Marcelo Bosch Benetti dos Santos
A vergonha enquanto experiência subjetiva se inicia na infância, com o desenvolvimento psicológico e o amadurecimento emocional, que por sua vez ocorrem em estreita associação com o contexto sociofamiliar na qual a criança está inserida. O modo como o ambiente irá influenciar a instalação e a reprodução desse sentimento dependerá de diferentes fatores, como: as exigências e expectativas depositadas sobre a criança; a maneira como estas cobranças irão ocorrer; os procedimentos educativos na qual ela será submetida; e os modelos identificatórios que as figuras parentais oferecerão.
A vergonha, tal como a culpa, possui uma função social importante, na medida em que favorece a adequação e a assertividade nas relações interpessoais. Entretanto, pessoas excessivamente tímidas ou que apresentam comportamentos fóbicos nos mais diversos contextos sociais detêm um sofrimento perturbador.
Em sua dimensão disfuncional, a vergonha é experimentada mediante reações somáticas (corporais) semelhantes às sensações de medo e ansiedade. Assim, rubor excessivo, tremores das mãos, náuseas, urgência miccional, respiração curta, taquicardia, sudorese, enrijecimento muscular, menor mobilidade corporal, hesitações na fala, falhas de memória e dificuldade de concentração compõem algumas vivências típicas da pessoa envergonhada.
Do ponto de vista psicológico, o sentimento de vergonha pode ser definido como: o medo de se expor ao outro e o medo de ser ignorado pelo outro. Ou seja, o desejo de ser reconhecido e, ao mesmo tempo, o temor de não possuir as características supostamente necessárias para esse reconhecimento. Assim, o tímido e, de uma maneira mais patológica, o fóbico social habitam este conflito paradoxal, o conflito entre querer e não querer ser visto.
Aprofundando a compreensão da vergonha patológica, dois aspectos merecem destaque: a depressão e o narcisismo. Vale ressaltar que a ideia de depressão, aqui, não corresponde aos transtornos depressivos, patologias graves do humor que podem culminar em comportamentos autodestrutivos e suicidas. A característica depressiva do envergonhado diz respeito a uma culpa traduzida por uma sensação de insuficiência; insuficiência em corresponder àquilo que o outro supostamente espera.
Desse modo, um funcionamento típico do envergonhado é se agarrar – ou, o que é mais grave, se identificar – justamente com aquilo que supostamente lhe falta. Com isso, ele passa a justificar seus insucessos ou incompetências (reais e imaginários) a partir de sua incompletude estrutural.
Quanto ao aspecto narcísico da vergonha patológica, este, na realidade, pode ser definido como “precariedade narcísica”. Seria como se o sujeito tivesse sido privado de um investimento narcísico consistente por parte de seus principais cuidadores. Ou seja, como se o ego, em seu processo de formação, fosse consolidado em meio a narrativas de subtração, como: “eu não sou”, “eu não posso”, “eu não consigo”, “eu não sou capaz”…
Não é de se surpreender, portanto, a baixa autoestima e autoconfiança do tímido e do fóbico social.
Em contrapartida, também não deve gerar surpresa o que muitas vezes é apresentado de maneira oposta: certo preciosismo ou certa prepotência velada que acompanha a pessoa tipicamente tímida. Apesar desse funcionamento habitual, esta conduta comumente esconde sensações de insegurança e deflagram a desconfiança em relação a suas próprias competências e potencialidades. Nesse sentido, não à toa o envergonhado demanda que os outros constantemente reconheçam suas capacidades.

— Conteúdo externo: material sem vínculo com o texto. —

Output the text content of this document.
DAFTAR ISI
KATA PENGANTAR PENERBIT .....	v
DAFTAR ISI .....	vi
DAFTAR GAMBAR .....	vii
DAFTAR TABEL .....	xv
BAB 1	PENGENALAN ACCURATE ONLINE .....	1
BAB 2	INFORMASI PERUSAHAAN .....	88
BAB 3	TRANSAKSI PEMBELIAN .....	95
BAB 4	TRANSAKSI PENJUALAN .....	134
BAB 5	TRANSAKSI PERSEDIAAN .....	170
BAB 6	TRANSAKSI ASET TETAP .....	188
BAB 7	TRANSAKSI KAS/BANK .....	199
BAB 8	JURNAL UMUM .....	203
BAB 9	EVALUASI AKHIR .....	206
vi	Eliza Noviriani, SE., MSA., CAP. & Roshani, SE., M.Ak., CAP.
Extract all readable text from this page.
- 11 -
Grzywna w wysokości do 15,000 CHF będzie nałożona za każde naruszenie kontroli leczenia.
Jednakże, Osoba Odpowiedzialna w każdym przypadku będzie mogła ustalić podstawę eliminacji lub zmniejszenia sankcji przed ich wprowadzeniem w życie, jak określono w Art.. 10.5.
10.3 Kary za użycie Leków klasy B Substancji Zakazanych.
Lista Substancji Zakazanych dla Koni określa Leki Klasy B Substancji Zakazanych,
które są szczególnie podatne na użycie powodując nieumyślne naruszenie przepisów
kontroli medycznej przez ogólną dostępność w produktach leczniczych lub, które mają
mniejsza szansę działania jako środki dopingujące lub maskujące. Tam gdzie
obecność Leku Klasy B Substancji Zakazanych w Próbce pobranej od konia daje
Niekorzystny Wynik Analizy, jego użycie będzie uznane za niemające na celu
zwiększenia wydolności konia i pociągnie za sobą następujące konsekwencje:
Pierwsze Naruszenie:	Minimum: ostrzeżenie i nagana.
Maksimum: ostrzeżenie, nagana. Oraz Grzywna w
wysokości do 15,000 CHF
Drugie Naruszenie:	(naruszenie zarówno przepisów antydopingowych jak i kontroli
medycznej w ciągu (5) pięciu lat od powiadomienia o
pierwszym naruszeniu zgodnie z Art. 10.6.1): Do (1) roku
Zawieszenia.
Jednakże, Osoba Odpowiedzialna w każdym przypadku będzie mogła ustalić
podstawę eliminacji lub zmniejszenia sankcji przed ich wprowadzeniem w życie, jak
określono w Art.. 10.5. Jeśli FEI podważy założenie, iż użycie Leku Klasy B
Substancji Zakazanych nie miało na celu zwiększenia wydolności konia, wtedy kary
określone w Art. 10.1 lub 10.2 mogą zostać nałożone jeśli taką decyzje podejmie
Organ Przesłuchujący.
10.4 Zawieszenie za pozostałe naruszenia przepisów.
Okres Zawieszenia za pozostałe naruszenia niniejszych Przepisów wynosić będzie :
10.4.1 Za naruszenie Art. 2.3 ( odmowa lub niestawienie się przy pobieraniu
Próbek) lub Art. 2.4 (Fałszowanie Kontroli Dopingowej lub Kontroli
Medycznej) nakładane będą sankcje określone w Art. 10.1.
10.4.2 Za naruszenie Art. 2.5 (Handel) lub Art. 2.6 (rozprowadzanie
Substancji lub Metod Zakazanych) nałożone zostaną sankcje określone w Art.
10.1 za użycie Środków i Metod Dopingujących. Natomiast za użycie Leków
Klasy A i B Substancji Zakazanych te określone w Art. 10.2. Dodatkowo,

O que fazer, então, para reverter este cenário? Um caminho possível é o que muitos psicoterapeutas denominam de “exercício do autoperdão”. Isso significa em o sujeito poder reconhecer as próprias falhas e insuficiências, inclusive a partir daquilo que supostamente esperaram dele. Esse trabalho psíquico deve, ainda, vir acompanhado pela valorização das próprias potencialidades e capacidades atuais.
Não se trata, portanto, de estancar a ferida narcísica, no sentido de escondê-la a sete chaves. Mas sim permitir sua cicatrização. A cicatriz da alma é o resultado final de um processo doloroso, no qual tomamos consciência de não sermos seres totais, plenos, para, enfim, sermos mais verdadeiros – em primeiro lugar, com nós mesmos.
(Colaboração de Marcelo Bosch Benetti dos Santos, Psicólogo, especialista em Psicologia Clínica, mestrando em Psicologia Clínica – PUC-SP).